I suspect that it should never receive requests extending beyond in first place, being trucated by g_io_check(), and the checks in g_part_start() are always false.

This revision is now accepted and ready to land.Jan 19 2022, 9:09 PM

So let's say i have a block device that's 10.5MB long, and I do a "dd if=/dev/this of=foo bs=1m" How big is foo?

In D31293#767794, @imp wrote:

So let's say i have a block device that's 10.5MB long, and I do a "dd if=/dev/this of=foo bs=1m" How big is foo?

I think 10.5MB. g_io_check() will truncate the last I/O to 0.5MB, while physio() backing geom_dev's reads "knows" how to return bio_resid to user-space.

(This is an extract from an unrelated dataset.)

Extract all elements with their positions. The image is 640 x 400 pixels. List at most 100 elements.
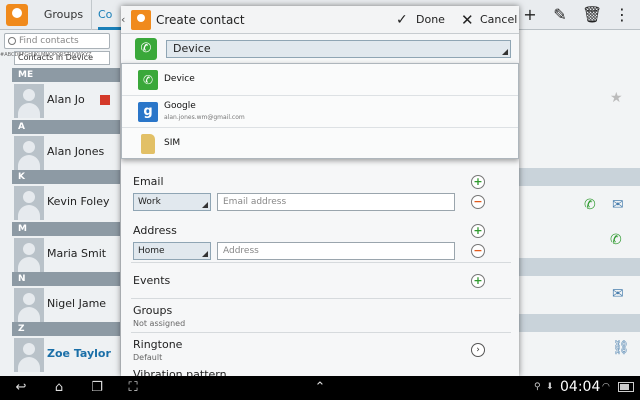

In D31293#767797, @mav wrote:
In D31293#767794, @imp wrote:

So let's say i have a block device that's 10.5MB long, and I do a "dd if=/dev/this of=foo bs=1m" How big is foo?

I think 10.5MB. g_io_check() will truncate the last I/O to 0.5MB, while physio() backing geom_dev's reads "knows" how to return bio_resid to user-space.

I think you are right.

In D31293#767831, @imp wrote:
In D31293#767797, @mav wrote:
In D31293#767794, @imp wrote:

So let's say i have a block device that's 10.5MB long, and I do a "dd if=/dev/this of=foo bs=1m" How big is foo?

I think 10.5MB. g_io_check() will truncate the last I/O to 0.5MB, while physio() backing geom_dev's reads "knows" how to return bio_resid to user-space.

I think you are right.

Right. To be clear, this change has/should have no impact on user I/O.